Ela sempre me contou, e eu já assisti a várias cenas do senhor Dorvalino também. Ele era do tempo em que amarrava cachorro com linguiça, o machismo era do tamanho do bigode, que mais parecia que tinha engolido um morcego velho de asas abertas. Digo morcego velho porque o bigode já era branco, e creio que um morcego velho tenha pelos brancos.

Dorvalino era deveras machista, chegava da fazenda aos sábados, sentava-se no sofá e já gritava:

— Jurema, venha tirar minhas botas.

Jurema tinha de deixar o que estava fazendo para atender o senhor.
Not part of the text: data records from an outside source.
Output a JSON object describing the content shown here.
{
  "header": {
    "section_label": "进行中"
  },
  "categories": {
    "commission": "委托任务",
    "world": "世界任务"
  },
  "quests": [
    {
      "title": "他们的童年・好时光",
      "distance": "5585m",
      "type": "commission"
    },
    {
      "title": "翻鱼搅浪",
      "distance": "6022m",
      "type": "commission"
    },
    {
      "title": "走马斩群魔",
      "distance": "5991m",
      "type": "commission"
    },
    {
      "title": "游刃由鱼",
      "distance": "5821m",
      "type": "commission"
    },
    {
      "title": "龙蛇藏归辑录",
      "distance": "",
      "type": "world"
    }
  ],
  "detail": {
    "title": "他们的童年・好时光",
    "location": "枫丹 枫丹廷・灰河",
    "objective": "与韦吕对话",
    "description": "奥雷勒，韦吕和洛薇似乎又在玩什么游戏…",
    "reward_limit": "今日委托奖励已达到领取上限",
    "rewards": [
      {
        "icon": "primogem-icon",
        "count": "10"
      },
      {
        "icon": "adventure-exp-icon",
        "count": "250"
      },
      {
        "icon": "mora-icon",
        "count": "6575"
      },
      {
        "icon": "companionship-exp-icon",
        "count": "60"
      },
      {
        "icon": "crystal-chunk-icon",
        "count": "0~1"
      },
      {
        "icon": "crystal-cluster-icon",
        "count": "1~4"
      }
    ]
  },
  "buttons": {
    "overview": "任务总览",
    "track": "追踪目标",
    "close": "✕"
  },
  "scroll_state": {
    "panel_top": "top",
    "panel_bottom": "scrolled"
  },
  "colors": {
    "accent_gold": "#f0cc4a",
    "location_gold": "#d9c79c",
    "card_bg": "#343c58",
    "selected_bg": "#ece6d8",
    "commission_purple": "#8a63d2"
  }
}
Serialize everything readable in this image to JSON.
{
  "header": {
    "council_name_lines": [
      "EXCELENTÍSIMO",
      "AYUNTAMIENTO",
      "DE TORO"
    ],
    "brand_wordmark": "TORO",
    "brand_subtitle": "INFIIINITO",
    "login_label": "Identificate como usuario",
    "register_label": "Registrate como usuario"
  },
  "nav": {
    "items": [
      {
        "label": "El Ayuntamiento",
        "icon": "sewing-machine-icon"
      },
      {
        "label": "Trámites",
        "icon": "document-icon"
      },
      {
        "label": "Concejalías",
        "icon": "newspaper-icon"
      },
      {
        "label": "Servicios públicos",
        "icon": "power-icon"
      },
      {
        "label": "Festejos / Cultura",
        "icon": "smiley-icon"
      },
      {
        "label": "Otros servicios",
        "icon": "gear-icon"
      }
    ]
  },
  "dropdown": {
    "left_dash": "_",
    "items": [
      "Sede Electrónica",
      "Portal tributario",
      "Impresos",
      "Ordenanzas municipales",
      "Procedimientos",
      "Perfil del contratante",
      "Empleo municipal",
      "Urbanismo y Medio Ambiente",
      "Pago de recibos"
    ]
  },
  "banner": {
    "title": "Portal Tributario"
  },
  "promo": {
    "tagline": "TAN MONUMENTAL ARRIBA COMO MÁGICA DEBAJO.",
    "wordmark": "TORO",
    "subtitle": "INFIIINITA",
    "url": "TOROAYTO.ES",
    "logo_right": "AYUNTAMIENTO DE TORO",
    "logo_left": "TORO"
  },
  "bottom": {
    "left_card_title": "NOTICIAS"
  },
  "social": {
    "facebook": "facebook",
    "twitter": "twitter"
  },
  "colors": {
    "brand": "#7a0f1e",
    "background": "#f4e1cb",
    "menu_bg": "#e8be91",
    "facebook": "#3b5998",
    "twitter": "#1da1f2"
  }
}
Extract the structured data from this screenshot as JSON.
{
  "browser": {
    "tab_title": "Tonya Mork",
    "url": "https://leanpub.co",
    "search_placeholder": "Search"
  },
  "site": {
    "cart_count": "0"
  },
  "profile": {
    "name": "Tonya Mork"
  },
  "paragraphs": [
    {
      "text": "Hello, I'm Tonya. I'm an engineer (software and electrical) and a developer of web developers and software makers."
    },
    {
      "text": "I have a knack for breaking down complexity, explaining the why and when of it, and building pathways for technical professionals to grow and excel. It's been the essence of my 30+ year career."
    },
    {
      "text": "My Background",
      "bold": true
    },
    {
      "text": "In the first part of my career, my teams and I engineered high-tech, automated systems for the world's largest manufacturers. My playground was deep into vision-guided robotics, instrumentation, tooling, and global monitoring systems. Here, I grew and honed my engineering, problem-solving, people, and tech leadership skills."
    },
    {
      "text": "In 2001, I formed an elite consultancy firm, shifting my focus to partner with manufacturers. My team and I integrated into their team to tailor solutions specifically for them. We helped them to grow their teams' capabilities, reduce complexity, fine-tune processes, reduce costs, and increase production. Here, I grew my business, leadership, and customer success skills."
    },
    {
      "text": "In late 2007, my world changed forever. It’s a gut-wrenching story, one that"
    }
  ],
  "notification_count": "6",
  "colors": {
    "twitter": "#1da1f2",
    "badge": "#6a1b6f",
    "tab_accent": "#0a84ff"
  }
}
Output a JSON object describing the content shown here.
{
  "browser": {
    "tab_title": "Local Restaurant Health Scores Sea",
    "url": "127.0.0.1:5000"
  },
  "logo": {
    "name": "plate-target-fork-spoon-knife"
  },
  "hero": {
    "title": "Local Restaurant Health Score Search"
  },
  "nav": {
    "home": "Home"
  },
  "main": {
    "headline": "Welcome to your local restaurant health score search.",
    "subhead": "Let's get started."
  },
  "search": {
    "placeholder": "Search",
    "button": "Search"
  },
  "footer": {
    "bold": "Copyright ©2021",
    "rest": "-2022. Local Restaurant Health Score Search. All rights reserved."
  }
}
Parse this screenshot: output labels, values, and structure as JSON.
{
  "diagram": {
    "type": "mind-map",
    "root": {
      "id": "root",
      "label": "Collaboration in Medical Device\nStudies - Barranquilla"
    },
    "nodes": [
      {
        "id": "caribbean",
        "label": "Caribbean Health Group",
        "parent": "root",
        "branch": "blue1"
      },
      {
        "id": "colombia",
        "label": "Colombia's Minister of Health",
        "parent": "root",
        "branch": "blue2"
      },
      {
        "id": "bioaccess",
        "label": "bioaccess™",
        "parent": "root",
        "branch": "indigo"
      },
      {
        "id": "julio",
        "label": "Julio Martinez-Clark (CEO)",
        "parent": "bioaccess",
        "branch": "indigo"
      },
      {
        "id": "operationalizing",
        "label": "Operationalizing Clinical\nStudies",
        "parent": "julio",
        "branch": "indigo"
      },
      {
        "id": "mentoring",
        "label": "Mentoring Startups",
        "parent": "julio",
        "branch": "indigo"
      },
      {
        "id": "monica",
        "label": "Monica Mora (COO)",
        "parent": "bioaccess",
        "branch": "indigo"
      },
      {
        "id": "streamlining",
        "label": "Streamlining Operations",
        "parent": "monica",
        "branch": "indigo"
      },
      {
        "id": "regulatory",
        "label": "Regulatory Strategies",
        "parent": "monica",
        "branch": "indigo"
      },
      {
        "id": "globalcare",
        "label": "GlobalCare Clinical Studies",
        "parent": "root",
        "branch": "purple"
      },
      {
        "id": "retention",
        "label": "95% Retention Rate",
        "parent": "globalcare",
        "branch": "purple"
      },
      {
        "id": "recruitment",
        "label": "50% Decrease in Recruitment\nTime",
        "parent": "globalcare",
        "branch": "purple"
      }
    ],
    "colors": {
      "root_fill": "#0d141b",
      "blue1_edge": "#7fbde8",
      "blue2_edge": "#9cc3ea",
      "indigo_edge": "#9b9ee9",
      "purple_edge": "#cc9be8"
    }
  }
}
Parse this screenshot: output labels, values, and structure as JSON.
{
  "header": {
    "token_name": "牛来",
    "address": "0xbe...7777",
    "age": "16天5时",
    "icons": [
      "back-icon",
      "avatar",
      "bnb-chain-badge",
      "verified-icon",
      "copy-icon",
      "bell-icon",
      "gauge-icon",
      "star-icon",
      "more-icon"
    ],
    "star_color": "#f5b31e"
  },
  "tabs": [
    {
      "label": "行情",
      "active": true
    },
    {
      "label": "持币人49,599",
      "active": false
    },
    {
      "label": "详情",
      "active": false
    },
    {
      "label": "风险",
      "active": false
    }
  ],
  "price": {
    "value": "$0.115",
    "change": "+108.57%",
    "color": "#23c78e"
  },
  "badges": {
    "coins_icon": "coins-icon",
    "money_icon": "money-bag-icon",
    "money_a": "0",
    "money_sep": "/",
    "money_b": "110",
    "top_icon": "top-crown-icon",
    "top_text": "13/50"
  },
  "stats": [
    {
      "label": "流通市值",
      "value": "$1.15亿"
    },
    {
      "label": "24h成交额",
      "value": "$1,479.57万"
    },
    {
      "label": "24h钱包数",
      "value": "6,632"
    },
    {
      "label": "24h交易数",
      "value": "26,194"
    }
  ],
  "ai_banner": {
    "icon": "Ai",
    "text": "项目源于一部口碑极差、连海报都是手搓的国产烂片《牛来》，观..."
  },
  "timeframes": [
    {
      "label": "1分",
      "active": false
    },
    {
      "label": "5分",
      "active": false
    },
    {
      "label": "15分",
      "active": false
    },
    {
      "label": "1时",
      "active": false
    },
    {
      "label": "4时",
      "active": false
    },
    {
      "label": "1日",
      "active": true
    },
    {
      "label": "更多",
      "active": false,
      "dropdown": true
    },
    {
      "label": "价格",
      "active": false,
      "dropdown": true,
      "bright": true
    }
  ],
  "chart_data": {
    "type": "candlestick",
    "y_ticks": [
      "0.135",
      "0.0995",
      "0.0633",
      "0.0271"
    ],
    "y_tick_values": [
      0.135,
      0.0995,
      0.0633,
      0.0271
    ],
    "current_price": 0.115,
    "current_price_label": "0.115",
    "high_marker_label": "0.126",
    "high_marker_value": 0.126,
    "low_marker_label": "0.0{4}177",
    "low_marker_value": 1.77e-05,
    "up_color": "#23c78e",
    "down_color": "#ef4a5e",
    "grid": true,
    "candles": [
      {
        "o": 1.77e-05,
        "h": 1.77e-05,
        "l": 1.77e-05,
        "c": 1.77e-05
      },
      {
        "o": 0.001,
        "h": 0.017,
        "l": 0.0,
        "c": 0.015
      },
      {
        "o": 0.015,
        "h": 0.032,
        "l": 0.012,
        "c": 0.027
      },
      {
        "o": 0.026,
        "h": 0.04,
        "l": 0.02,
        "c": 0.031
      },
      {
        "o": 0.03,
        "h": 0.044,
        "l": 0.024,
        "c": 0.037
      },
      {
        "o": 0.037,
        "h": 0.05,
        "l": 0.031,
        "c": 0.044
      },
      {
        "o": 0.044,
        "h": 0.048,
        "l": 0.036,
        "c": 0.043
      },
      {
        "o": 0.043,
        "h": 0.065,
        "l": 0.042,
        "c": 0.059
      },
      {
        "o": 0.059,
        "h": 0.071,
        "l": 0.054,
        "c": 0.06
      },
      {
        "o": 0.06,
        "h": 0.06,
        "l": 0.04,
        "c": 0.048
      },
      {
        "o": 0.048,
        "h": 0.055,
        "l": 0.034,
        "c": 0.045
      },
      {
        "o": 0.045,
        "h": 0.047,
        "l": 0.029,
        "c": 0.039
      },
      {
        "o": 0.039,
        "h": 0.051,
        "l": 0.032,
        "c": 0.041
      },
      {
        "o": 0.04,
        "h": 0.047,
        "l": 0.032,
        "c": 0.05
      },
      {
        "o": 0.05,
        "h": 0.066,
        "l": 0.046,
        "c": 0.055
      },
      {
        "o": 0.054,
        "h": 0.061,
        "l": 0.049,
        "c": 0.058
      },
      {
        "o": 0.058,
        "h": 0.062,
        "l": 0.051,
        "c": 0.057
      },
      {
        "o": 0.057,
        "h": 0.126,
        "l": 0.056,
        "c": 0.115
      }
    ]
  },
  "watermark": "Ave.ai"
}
Tirava-lhe as botas, tendo náuseas porque parecia que tinha morcegos mortos, em decomposição, dentro das tais botas.

Era um verdadeiro senhor, fazendeiro, daqueles que não conheciam as palavrinhas mágicas: obrigado, por favor, desculpe-me etc. Aqui em Goiás, a gente costuma dizer que é uma pessoa que trata as outras com casca e tudo.

Jurema tinha de lhe fazer o prato e não tinha uma vez que ele não colocasse defeito na comida, ou estava salgada, ou estava sem sal, ou estava cozido demais ou de menos, ou fez muitos tipos de verduras ou fez poucos tipos. Elogio, ele nem deveria conhecer essa palavra. Sempre arrumava um defeito na comida, na casa, nos filhos, nas roupas. Só falava coisas negativas.

Ninguém via os dentes de Dorvalino, pois, além do mega bigode, não sorria.

Por fim, Dorvalino ficou doente. Ele ficou acamado uns dois anos, antes de falecer, sofrera um AVC. Imagine o que Jurema e os filhos sofreram nesde período?

Dorvalino já era impossível sadio, andando, dirigindo sua caminhonete C-10, imagine colado em uma cama, tendo de ter ajuda para sentar, para passar para cadeira de rodas? Todos sofriam muito.

Ele jogava prato de comida fora, sem dizer as necessidades fisiológicas que fazia na cama e o odor que tomava conta da casa. Só ouvindo Jurema contar e quem viu algumas cenas que sabe o motivo pelo qual Jurema quis dar uma festa no dia que ele partiu.

Às vezes, as pessoas julgam sem saber o que se passa nos bastidores. Fiquei a imaginar a alegria daquela mulher, do texto do Eduardo, pois o marido deveria ser um Dorvalino da vida. As duas comemoraram a paz.